The American Trucking Associations’ advance seasonally adjusted For-Hire Truck Tonnage Index increased 0.3 percent in November after rising a revised 0.4 percent in October. October’s increase was slightly less than the 0.5 percent gain ATA reported in November. The latest gain put the adjusted index at 116.6 in November, up from the October level of 116.3.
The nonseasonally adjusted index, which represents the change in tonnage actually hauled by the fleets before any seasonal adjustment, equaled 115.3 in November, which was 2.6 percent below the previous month.
Compared with November 2010, adjusted tonnage was up 6.0 percent, the largest year-over-year gain since a 6.5 percent increase in June 2011. In October, the tonnage index was 5.7 percent above a year earlier. Year-to-date, compared with the same period last year, tonnage is up 5.4 percent.
“As I said last month, tonnage levels continue to point to an economy that is growing, not sliding into a recession,” said Bob Costello, ATA chief economist. “Over the last three months, tonnage is up 2.3 percent and stands at the highest level since January of this year.”

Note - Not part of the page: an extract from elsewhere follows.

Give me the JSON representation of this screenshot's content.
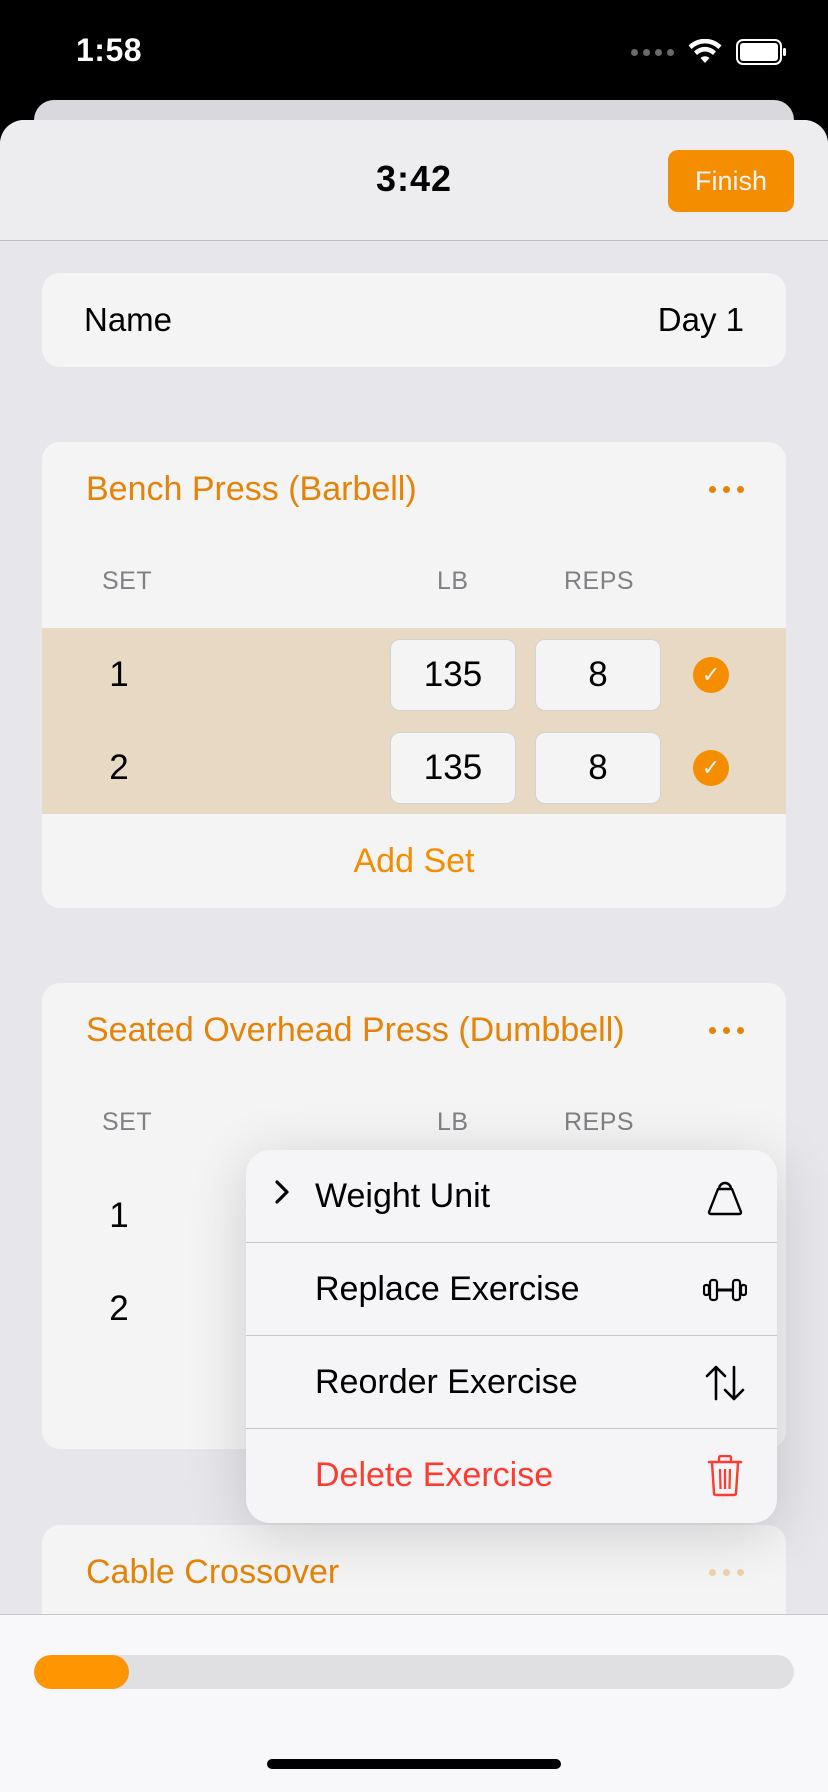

Costello credited two primary factors that have helped truck tonnage in recent months. “Manufacturing output, which generates a significant amount of truck freight, has generally been increasing,” he said. “And retail inventories are very lean, which is helping freight as well, since retailers don’t have much excess stock and need to replenish when sales go up.”
ATA calculates the tonnage index based on surveys from its membership. The report includes month-to-month and year-over-year results, relevant economic comparisons and key financial indicators. The baseline year is 2000.